The annual transfer from the public auto insurer's optional insurance profits to the province is expected to be $200 million in 2014, $155 million in 2015 and $125 million in 2016, according to budget documents.

Critics have long denounced the transfers as an inappropriate raid on ICBC profits and say motorists should get any dividends – in the form of lower rates.

"For too long government has been addicted to the ICBC revenues and has conveniently forgotten that drivers and taxpayers are not the same people," said Jordan Bateman of the Canadian Taxpayers Federation.

"They're taking money from drivers and giving the benefits to all people, which is unfair."

The annual transfers are down from $576 million in 2010 – when they began – and were expected to be $237 million for the 2013 fiscal year.

Bateman said the CTF had called on the province to wean itself off the ICBC dividends over 10 years and said it looks like that's starting to happen.

"It would be great to see them get off the ICBC dole tomorrow but that would blow the budget contingency fund out the door," he conceded.

First-time home buyers are in line for some tax relief from the budget.

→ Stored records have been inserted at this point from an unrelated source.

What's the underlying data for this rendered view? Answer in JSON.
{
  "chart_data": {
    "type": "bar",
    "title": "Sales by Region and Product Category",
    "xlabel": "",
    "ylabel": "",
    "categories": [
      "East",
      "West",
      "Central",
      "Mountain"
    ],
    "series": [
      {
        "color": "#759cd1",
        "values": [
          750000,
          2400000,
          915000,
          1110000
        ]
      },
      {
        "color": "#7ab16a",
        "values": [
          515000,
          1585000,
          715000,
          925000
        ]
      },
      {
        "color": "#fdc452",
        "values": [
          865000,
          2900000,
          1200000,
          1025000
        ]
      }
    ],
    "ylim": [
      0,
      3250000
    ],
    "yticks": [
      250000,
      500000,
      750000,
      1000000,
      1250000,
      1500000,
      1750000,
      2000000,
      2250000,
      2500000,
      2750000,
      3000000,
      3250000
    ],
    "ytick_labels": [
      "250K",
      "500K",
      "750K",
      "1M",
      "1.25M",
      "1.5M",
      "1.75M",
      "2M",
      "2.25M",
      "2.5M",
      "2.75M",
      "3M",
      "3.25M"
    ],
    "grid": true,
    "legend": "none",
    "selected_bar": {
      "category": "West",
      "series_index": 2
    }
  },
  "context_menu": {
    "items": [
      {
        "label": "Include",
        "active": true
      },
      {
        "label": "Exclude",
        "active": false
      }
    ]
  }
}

The threshold at which they must pay B.C.'s Property Transfer Tax was raised from $425,000 to $475,000. Realtors lobbied for the change, which provides a break of up to $7,500 on the purchase of a new home for those eligible.

At the same time, the province reduced the threshold for the phase-out of the homeowner grant to $1.1 million, meaning owners of homes worth more than that may pay higher property tax bills.